I've made a few alterations to the recipe over the years. The major one is adding a few eggs, to bind the stuffing together and give it a richer bite (if you prefer your stuffing egg-free, increase the amount of stock to 2 cups). If I don't have the exact herbs on hand, I'll substitute others, although sage is a must. The chives in my refrigerator were looking pretty desperate, so for last night's iteration I tossed in marjoram and savory, and it was as good as always. 

(By the way, Torey calls it dressing, but this Minnesotan prefers stuffing, even though it's not getting anywhere near the cavity of a bird.)

I'll cop to using Jiffy brand muffins. Why not? They're inexpensive (I think I paid 63 cents per package at Lunds, and the recipe requires two boxes), and it mixes up in, well, a jiff. The package's instructions call for an egg and milk; we had some half-and-half in the back of the refrigerator -- it was a miracle that it hadn't reached its expiration date -- and I used that instead of the skim we always keep on hand. Note to self: Always do this.

I didn't have the foresight to bake the muffins on Saturday, so I dried them out a bit by crumbling them on a sheet pan and baking them for 5 minutes at 350 degrees. For bread cubes, I pulled some out of the freezer -- leftovers from Thanksgiving's stuffing-a-thon -- and gave them a nice toasted texture by baking them for 10 minutes, also at 350 degrees. 
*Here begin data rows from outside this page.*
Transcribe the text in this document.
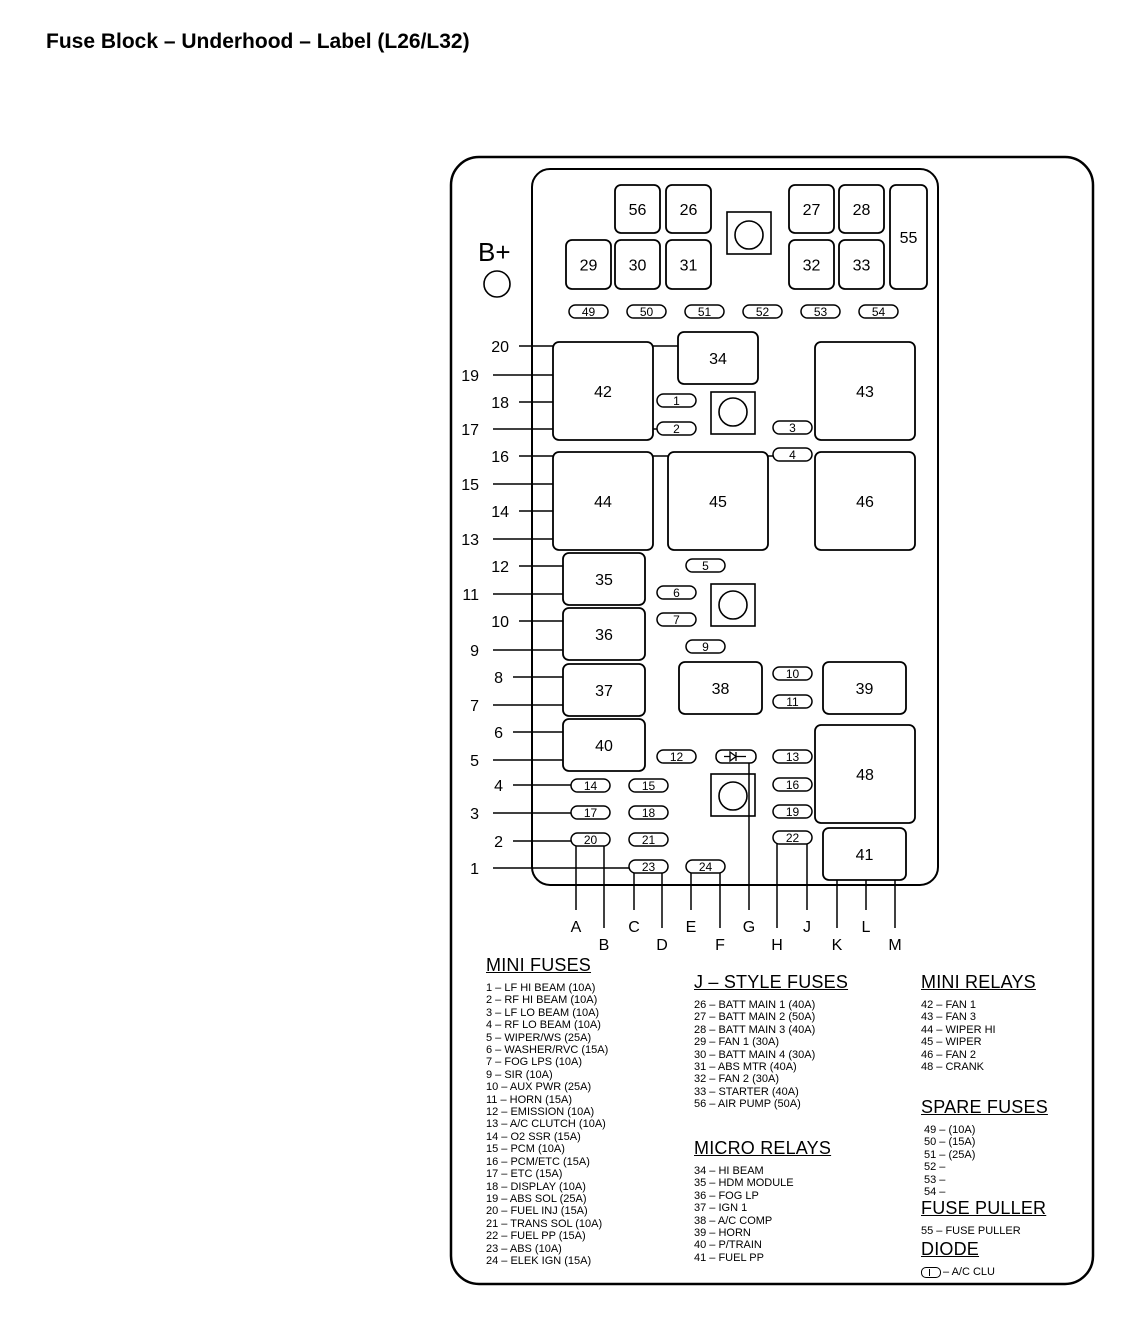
Fuse Block – Underhood – Label (L26/L32)
B+
56 26	27 28
55
29 30 31	32 33
34
42	43
44	45	46
35
36
37	38	39
40
48
41
49	50	51	52	53	54
1
2	3
4
5
6
7
9
10
11
12	13
14	15	16
17	18	19
20	21	22
23	24
20
19
18
17
16
15
14
13
12
11
10
9
8
7
6
5
4
3
2
1
A
B
C
D
E
F
G
H
J
K
L
M
MINI FUSES
1 – LF HI BEAM (10A)
2 – RF HI BEAM (10A)
3 – LF LO BEAM (10A)
4 – RF LO BEAM (10A)
5 – WIPER/WS (25A)
6 – WASHER/RVC (15A)
7 – FOG LPS (10A)
9 – SIR (10A)
10 – AUX PWR (25A)
11 – HORN (15A)
12 – EMISSION (10A)
13 – A/C CLUTCH (10A)
14 – O2 SSR (15A)
15 – PCM (10A)
16 – PCM/ETC (15A)
17 – ETC (15A)
18 – DISPLAY (10A)
19 – ABS SOL (25A)
20 – FUEL INJ (15A)
21 – TRANS SOL (10A)
22 – FUEL PP (15A)
23 – ABS (10A)
24 – ELEK IGN (15A)
J – STYLE FUSES
26 – BATT MAIN 1 (40A)
27 – BATT MAIN 2 (50A)
28 – BATT MAIN 3 (40A)
29 – FAN 1 (30A)
30 – BATT MAIN 4 (30A)
31 – ABS MTR (40A)
32 – FAN 2 (30A)
33 – STARTER (40A)
56 – AIR PUMP (50A)
MICRO RELAYS
34 – HI BEAM
35 – HDM MODULE
36 – FOG LP
37 – IGN 1
38 – A/C COMP
39 – HORN
40 – P/TRAIN
41 – FUEL PP
MINI RELAYS
42 – FAN 1
43 – FAN 3
44 – WIPER HI
45 – WIPER
46 – FAN 2
48 – CRANK
SPARE FUSES
49 – (10A)
50 – (15A)
51 – (25A)
52 –
53 –
54 –
FUSE PULLER
55 – FUSE PULLER
DIODE
– A/C CLU
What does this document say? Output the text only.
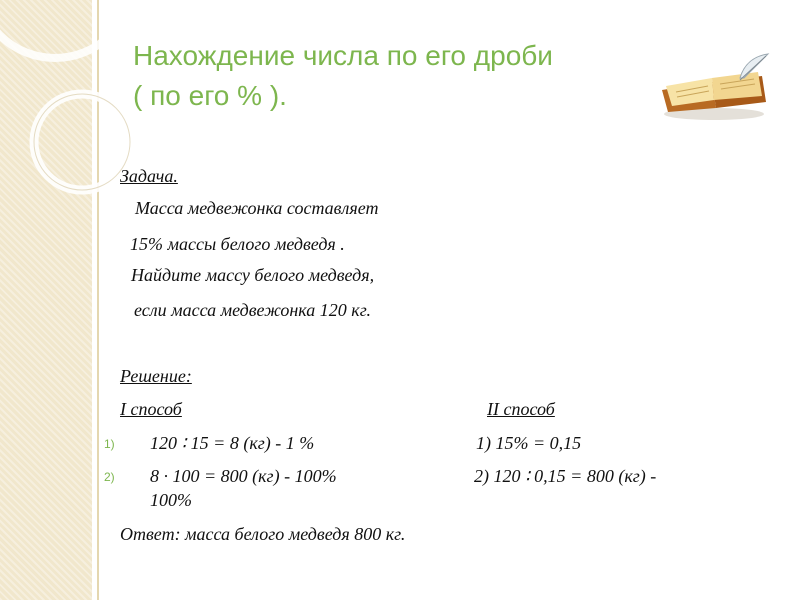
Нахождение числа по его дроби
( по его % ).
Задача.
Масса медвежонка составляет
15% массы белого медведя .
Найдите массу белого медведя,
если масса медвежонка 120 кг.
Решение:
I способ	II способ
1) 120 ∶ 15 = 8 (кг) - 1 %	1) 15% = 0,15
2) 8 ∙ 100 = 800 (кг) - 100%	2) 120 ∶ 0,15 = 800 (кг) -
100%
Ответ: масса белого медведя 800 кг.
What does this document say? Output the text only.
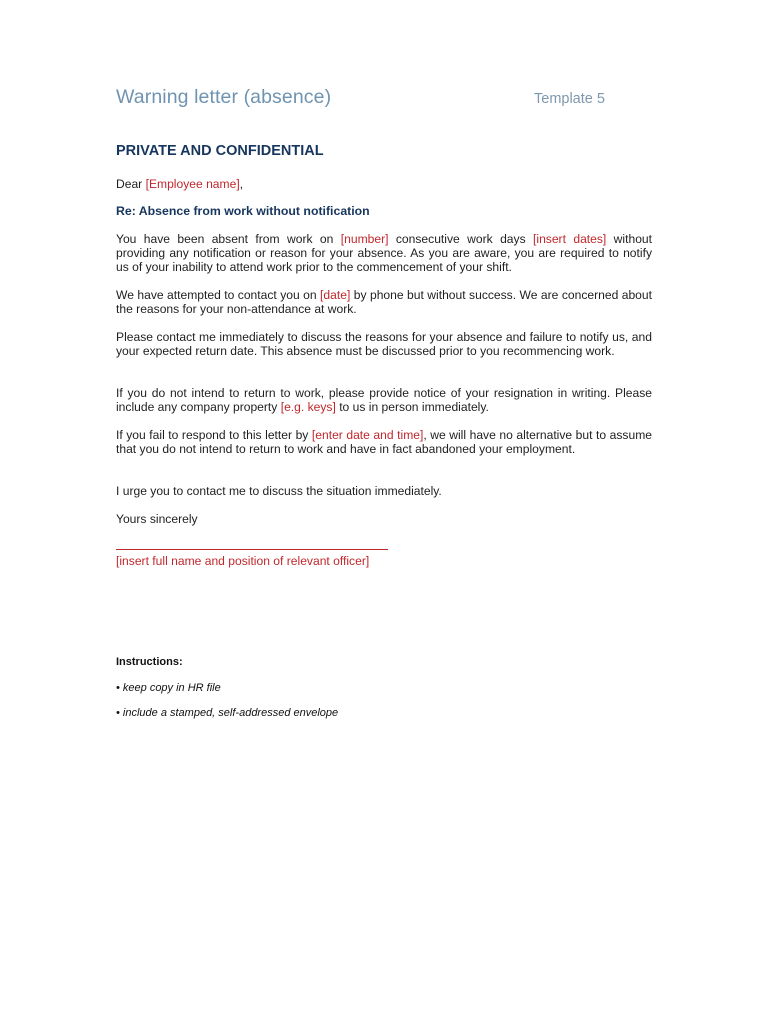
Warning letter (absence)	Template 5
PRIVATE AND CONFIDENTIAL
Dear [Employee name],
Re: Absence from work without notification
You have been absent from work on [number] consecutive work days [insert dates] without providing any notification or reason for your absence. As you are aware, you are required to notify us of your inability to attend work prior to the commencement of your shift.
We have attempted to contact you on [date] by phone but without success. We are concerned about the reasons for your non-attendance at work.
Please contact me immediately to discuss the reasons for your absence and failure to notify us, and your expected return date. This absence must be discussed prior to you recommencing work.
If you do not intend to return to work, please provide notice of your resignation in writing. Please include any company property [e.g. keys] to us in person immediately.
If you fail to respond to this letter by [enter date and time], we will have no alternative but to assume that you do not intend to return to work and have in fact abandoned your employment.
I urge you to contact me to discuss the situation immediately.
Yours sincerely
[insert full name and position of relevant officer]
Instructions:
• keep copy in HR file
• include a stamped, self-addressed envelope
I didn't do it last night, but sometimes I cut up bits of butter and toss it over the top of the stuffing before it goes in the oven. I usually add more herbs than the recipe calls for, as much as doubling the amount. Oh, and because the stuffing can run a little on the sweet side -- it's the corn muffins -- I occasionally flip the corn muffin/bread cube ratio. 

That's the thing with this recipe: It's forgiving. Last night, post-shoveling, we served it with roast chicken, and it was delicious. As always.

 

 

 

CORNBREAD-APPLE-PECAN STUFFING

Makes 8 to 10 servings.

Note: To toast pecans, place on a baking sheet in a single layer and bake 10 to 15 minutes in a 350-degree oven, until fragrant and lightly browned. Adapted from "At Home With Magnolia: Classic American recipes by the owner of Magnolia Bakery" by Allysa Torey (Wiley, $29.95).

4 tbsp. (1/2 stick) unsalted butter, plus extra for pan

1 c. (about 1 medium) chopped yellow onion

1 c. chopped celery

1/4 c. freshly chopped chives

1 tbsp. fresh chopped sage

1 tbsp. freshly chopped thyme

1 1/2 tsp. kosher salt

1/2 tsp. freshly ground black pepper

4 c. coarsely crumbled corn muffins (about 8 to 12 from your favorite recipe, or from a muffin mix such as Jiffy), left out, uncovered, at least overnight, to dry

2 c. cubed white bread, left out, uncovered, at least overnight, to dry

1 1/2 c. (about 2 medium) peeled, cored and chopped Granny Smith apples 

1 c. coarsely chopped pecans (see Note)

2 eggs, lightly beaten

1 1/2 c. chicken or turkey stock

Directions

Preheat oven to 375 degrees. Butter bottom and sides of a 2-quart baking dish.

In a large skillet over medium heat, melt 4 tablespoons butter. Add onion and cook for 5 minutes, stirring occasionally. Add celery and continue cooking for an additional 5 minutes, stirring occasionally.

Remove from heat and stir in chives, sage, thyme, salt and pepper. Transfer mixture to a large bowl and allow to come to room temperature. Add crumbled corn muffins, cubed bread, apples and pecans and lightly toss. Add eggs and chicken (or turkey) stock and toss until just combined. 

Transfer mixture to prepared baking dish, cover with aluminum foil and bake 20 minutes. Remove aluminum foil, rotate pan and bake until golden brown on top, 20 to 25 minutes. Remove from oven and serve.